Friday, January 8, 2016

Incessant Divagation

By Rick Jones, Husband of the Minister's Wife

Punctuation is important. I don't always get it right. I've forgotten some of the rules, some have changed since my long-ago school days, and some I simply choose to ignore. I consider the “rules” of grammar and punctuation to be more like “guidelines”. So it may be slightly hypocritical of me to get irritated when I spot the incorrect usage of “its” and “it's”; “who” and “whom”; “to”, “too”, and “two”. [This would be a good spot for Groucho Marx, a master of “pun”ishment, to make a comment about using a tutu incorrectly – but since he's dead, that would be more startling than amusing]. Speaking of puns, which I wasn't, since I'm writing, not talking, did you hear about the firefly that backed into a fan? He wasn't upset, he was de-lighted! If the Invisible Masn had a child, would that make him a trans-parent?

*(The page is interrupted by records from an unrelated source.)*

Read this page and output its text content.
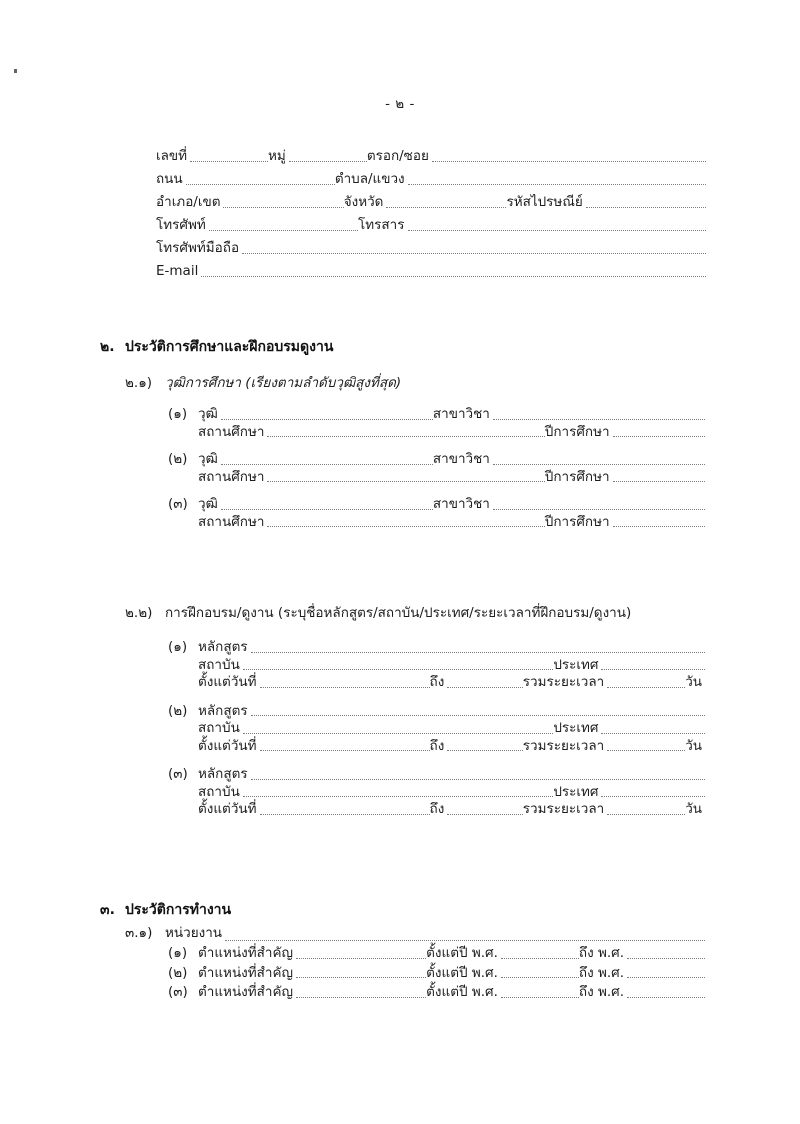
- ๒ -
เลขที่	หมู่	ตรอก/ซอย
ถนน	ตำบล/แขวง
อำเภอ/เขต	จังหวัด	รหัสไปรษณีย์
โทรศัพท์	โทรสาร
โทรศัพท์มือถือ
E-mail
๒. ประวัติการศึกษาและฝึกอบรมดูงาน
๒.๑) วุฒิการศึกษา (เรียงตามลำดับวุฒิสูงที่สุด)
(๑) วุฒิ	สาขาวิชา
สถานศึกษา	ปีการศึกษา
(๒) วุฒิ	สาขาวิชา
สถานศึกษา	ปีการศึกษา
(๓) วุฒิ	สาขาวิชา
สถานศึกษา	ปีการศึกษา
๒.๒) การฝึกอบรม/ดูงาน (ระบุชื่อหลักสูตร/สถาบัน/ประเทศ/ระยะเวลาที่ฝึกอบรม/ดูงาน)
(๑) หลักสูตร
สถาบัน	ประเทศ
ตั้งแต่วันที่	ถึง	รวมระยะเวลา	วัน
(๒) หลักสูตร
สถาบัน	ประเทศ
ตั้งแต่วันที่	ถึง	รวมระยะเวลา	วัน
(๓) หลักสูตร
สถาบัน	ประเทศ
ตั้งแต่วันที่	ถึง	รวมระยะเวลา	วัน
๓. ประวัติการทำงาน
๓.๑) หน่วยงาน
(๑) ตำแหน่งที่สำคัญ	ตั้งแต่ปี พ.ศ.	ถึง พ.ศ.
(๒) ตำแหน่งที่สำคัญ	ตั้งแต่ปี พ.ศ.	ถึง พ.ศ.
(๓) ตำแหน่งที่สำคัญ	ตั้งแต่ปี พ.ศ.	ถึง พ.ศ.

I enjoy playing with the English language. There are nonsensical phrases that somehow express a thought better than anything rational [example: Stephen Peacock's “He flung himself from the room, flung himself upon his horse and rode madly off in all directions”]. And “proper” English which makes fun of the “rules” – like Winston Churchill's remark, “Ending a sentence with a preposition is something up with which I will not put.”

Even nothing can mean a great deal. A space. A bit of nothing. But there's a huge difference between “God is nowhere” and “God is now here”. A comma can certainly change the meaning of a phrase. I worked with a radio sports announcer who ended his broadcasts with the eco-friendly sign-off, “. . . and remember, recycle, everybody!”. Once, before resuming the regular format, I joked, “That reminds me of the movie 'Soylent Green', where they really did [SPOILER ALERT] 'recycle everybody'”. I was never again on his Christmas card list. And if you don't get the joke, go find a copy of the movie. It's worth watching, and if you really get caught up in it, the closing credits are profoundly disturbing.

This all came to mind while I was writing last week's article about our George collection. I was also thinking of the history lesson I planned for next month to commemorate George Washington's birthday. I realized that I could call last week's article “Georges: Relocation” and this week's article “George's Relocation”. I thought the idea was so funny that I wrote this article a month early so the two could appear back-to-back.

Except that instead of the history article, I dished up a plate of humorous uses of punctuation with side orders of puns and homonyms. Which means that you should drop by next Friday to learn about the boyhood of our nation's first president, when I present “George's Relocation Two”. Or maybe “George's Relocation, Too”. And since I'll tell you where he went, I could call it “George's Relocation To . . .”

Did I mention that like playing with the English language? I blame this in part on the high school teacher who displayed a plaque on her desk which read “QWYTCHURBELYAKIN”. Most students wouldn't spend the time necessary to decypher it, but a few of us got it: it can be sounded out to say “Quit your bellyaching”. But just to be contrary [a hallmark attutude of my hgh svhool days], I always told her it said “Quite cherub eel yacking”and had no idea what it meant. And bellyached about displaying a nonsense plaque in a place where she was supposed to help us make sense of things.